The stock market saw one of its worst sell-offs this year on Tuesday as investors feared that the Fed may begin normalizing its monetary policy long after six years, sooner than previously expected. Last week’s sturdy February job data in the U.S., European woes and the oil price plunge hit the panic alarm and triggered the sell-off.
The Dow Jones industrial average fell 1.9% to settle at 17,663 representing its steepest drop since October 9, 2014. The S&P 500 index slipped 1.7% to 2044. Both the Dow and S&P 500 are now in red from a year-to-date look.
The latest job data for February indicates that the U.S. economy added 297K jobs in February, far above the market expectation of 240K and the prior month’s tally of 239K. This was the 12thsuccessive month of over 200K job creation. In fact, the momentum became sound from 2014 which marked the best year of job generation since the late 1990s.

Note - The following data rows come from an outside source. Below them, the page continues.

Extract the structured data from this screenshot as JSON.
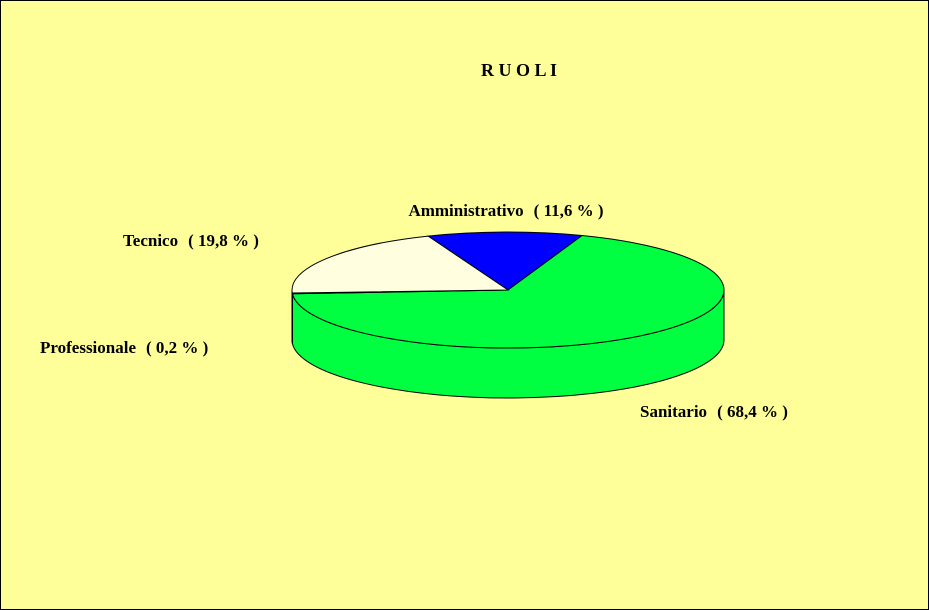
{
  "chart_data": {
    "type": "pie3d",
    "title": "R U O L I",
    "categories": [
      "Amministrativo",
      "Sanitario",
      "Professionale",
      "Tecnico"
    ],
    "values": [
      11.6,
      68.4,
      0.2,
      19.8
    ],
    "value_labels": [
      "( 11,6 % )",
      "( 68,4 % )",
      "( 0,2 % )",
      "( 19,8 % )"
    ],
    "colors": [
      "#0000ff",
      "#00ff40",
      "#9999ff",
      "#ffffe0"
    ]
  }
}
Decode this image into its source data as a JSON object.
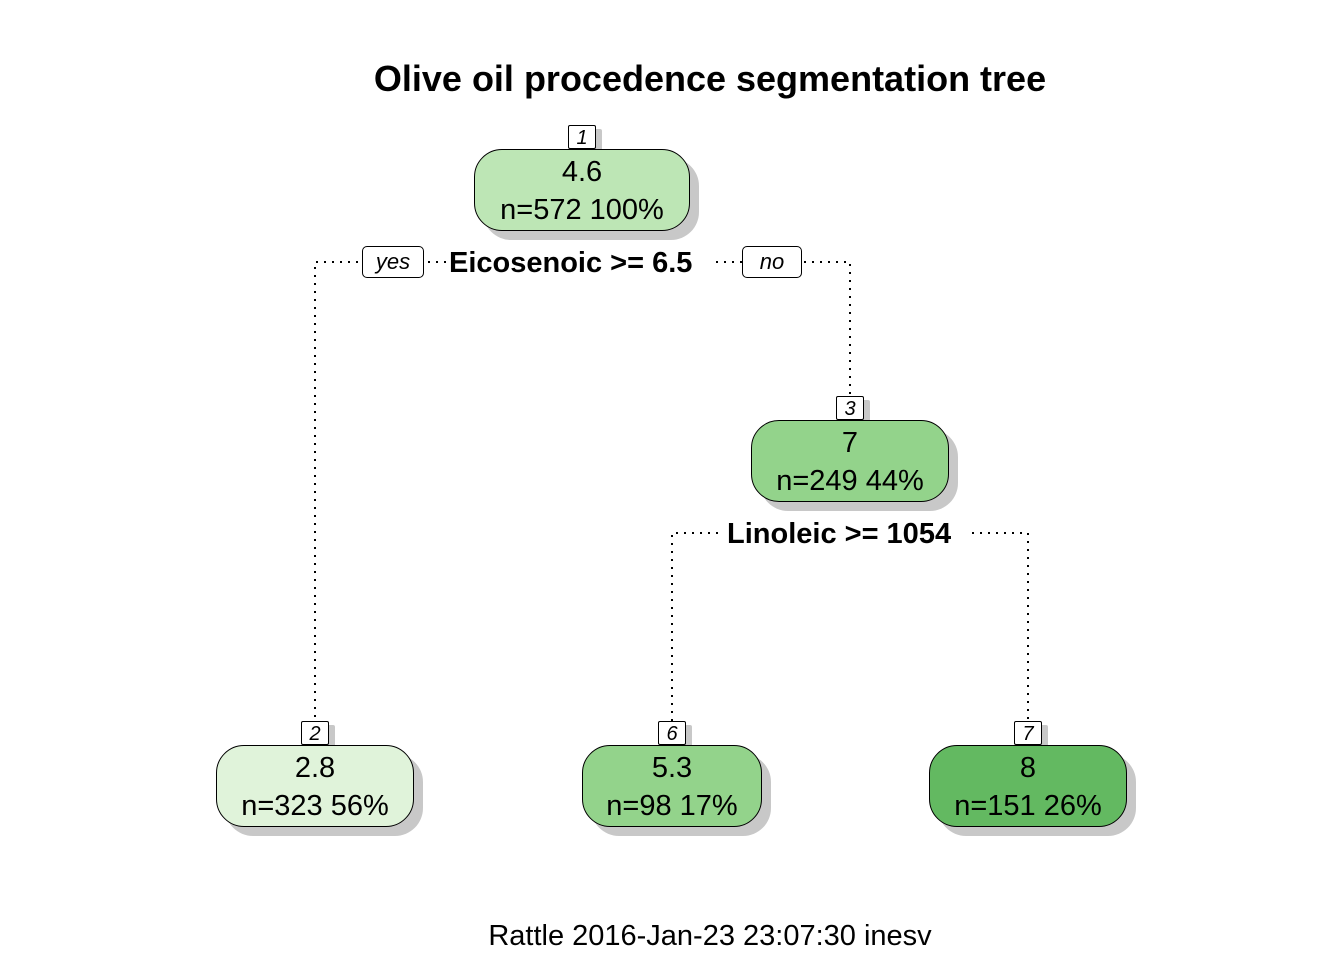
{
  "title": "Olive oil procedence segmentation tree",
  "footer": "Rattle 2016-Jan-23 23:07:30 inesv",
  "colors": {
    "node_1": "#bde6b5",
    "node_3": "#93d38b",
    "node_2": "#e0f3da",
    "node_6": "#93d38b",
    "node_7": "#63b961",
    "edge": "#000000",
    "shadow": "#c8c8c8"
  },
  "nodes": {
    "n1": {
      "id": "1",
      "value": "4.6",
      "stats": "n=572  100%"
    },
    "n3": {
      "id": "3",
      "value": "7",
      "stats": "n=249  44%"
    },
    "n2": {
      "id": "2",
      "value": "2.8",
      "stats": "n=323  56%"
    },
    "n6": {
      "id": "6",
      "value": "5.3",
      "stats": "n=98  17%"
    },
    "n7": {
      "id": "7",
      "value": "8",
      "stats": "n=151  26%"
    }
  },
  "splits": {
    "root": {
      "rule": "Eicosenoic >= 6.5",
      "yes_label": "yes",
      "no_label": "no"
    },
    "node3": {
      "rule": "Linoleic >= 1054"
    }
  }
}
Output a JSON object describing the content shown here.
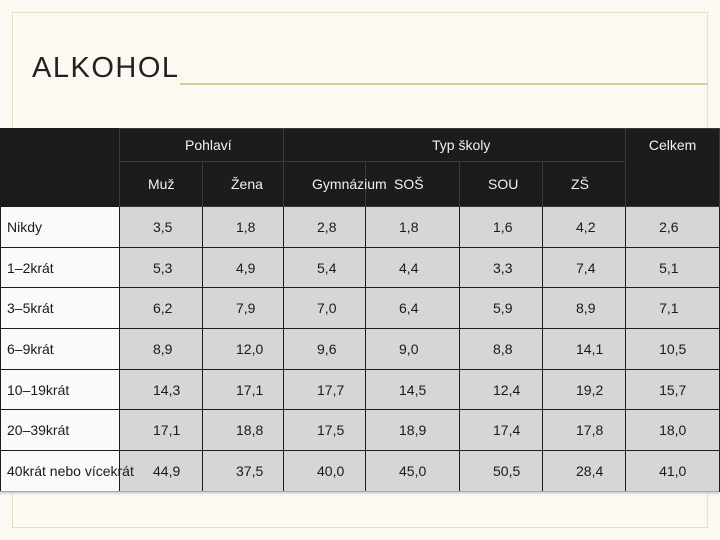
{
  "slide": {
    "title": "ALKOHOL",
    "accent_color": "#d8cc9e",
    "background_color": "#fdfbf3"
  },
  "table": {
    "group_headers": {
      "gender": "Pohlaví",
      "school_type": "Typ školy",
      "total": "Celkem"
    },
    "columns": [
      "Muž",
      "Žena",
      "Gymnázium",
      "SOŠ",
      "SOU",
      "ZŠ"
    ],
    "rows": [
      {
        "label": "Nikdy",
        "values": [
          "3,5",
          "1,8",
          "2,8",
          "1,8",
          "1,6",
          "4,2",
          "2,6"
        ]
      },
      {
        "label": "1–2krát",
        "values": [
          "5,3",
          "4,9",
          "5,4",
          "4,4",
          "3,3",
          "7,4",
          "5,1"
        ]
      },
      {
        "label": "3–5krát",
        "values": [
          "6,2",
          "7,9",
          "7,0",
          "6,4",
          "5,9",
          "8,9",
          "7,1"
        ]
      },
      {
        "label": "6–9krát",
        "values": [
          "8,9",
          "12,0",
          "9,6",
          "9,0",
          "8,8",
          "14,1",
          "10,5"
        ]
      },
      {
        "label": "10–19krát",
        "values": [
          "14,3",
          "17,1",
          "17,7",
          "14,5",
          "12,4",
          "19,2",
          "15,7"
        ]
      },
      {
        "label": "20–39krát",
        "values": [
          "17,1",
          "18,8",
          "17,5",
          "18,9",
          "17,4",
          "17,8",
          "18,0"
        ]
      },
      {
        "label": "40krát nebo vícekrát",
        "values": [
          "44,9",
          "37,5",
          "40,0",
          "45,0",
          "50,5",
          "28,4",
          "41,0"
        ]
      }
    ]
  }
}
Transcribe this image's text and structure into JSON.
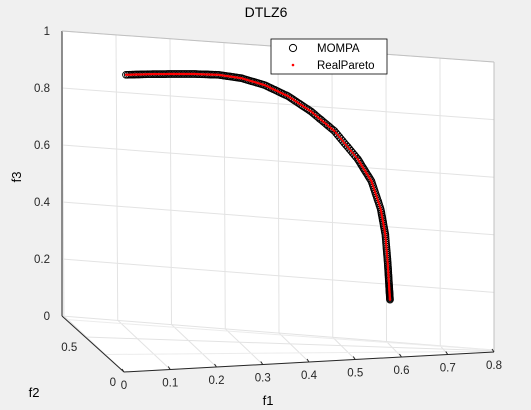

Unemployment dropped to a six-and-half low of 5.5%. Average hourly wages of $24.78 rose 48 cents over the past 12 months. All these spurred speculations over a sooner-than-expected rise in the Fed’s short-term interest rate.
There is no doubt that the Fed’s easy money policy was the maker of the U.S. stock market rally and now is now playing the role of the breaker too due to its looming tightening. While investors remain jittery over this likely step of the Fed, they should note that rising rates are not necessarily bad for stocks. In the face of rising rates, bond prices normally fall, instigating the ‘great rotation’ from bonds to stocks.
Following the job report, short-duration bond yields posted the biggest gain in a month while long-term yields spiked even further with the benchmark 10-year treasury yield registering its highest move in over a year. Yields on the two-year treasuries against long-dated yields expanded the most in more than two months, suggesting a likely faster-than-expected hike in rates, per analysts.
While we will see several more wild sessions in the equity market as and when the domestic economy turns up with upbeat economic data, investors should note that there are a few sectors which stand to benefit from the rising rates. Financials is one of them. Below we have highlighted three financial ETFs which are worth a look during the process of Fed tightening.
Regional Bank ETFs
A rising interest rate scenario would be highly profitable for the banking sector. This is because banks borrow money at short-term rates and lend the capital at long-term rates. Following the job report, rising yields have led to a widening spread between long- and short-term rates, thereby benefiting the net interest margin earned by banks. Further, U.S. banks now have much stronger balance sheets.
Thanks to the widening spread between short and long-dated yields, regional bank ETFs emerged as winners in the recent sessions. SPDR S&P Regional Banking ETF (KRE) is one such gainer. This is one of largest and the most popular ETFs in the banking space with AUM of nearly $1.63 billion and average daily volume of more than 4 million shares.
The product follows the S&P Regional Banks Select Industry Index, charging investors 35 basis points a year in fees. Holding 86 securities in its basket, the fund is widely spread out across each security, which minimizes the company specific risk thanks to an equal-weigh approach.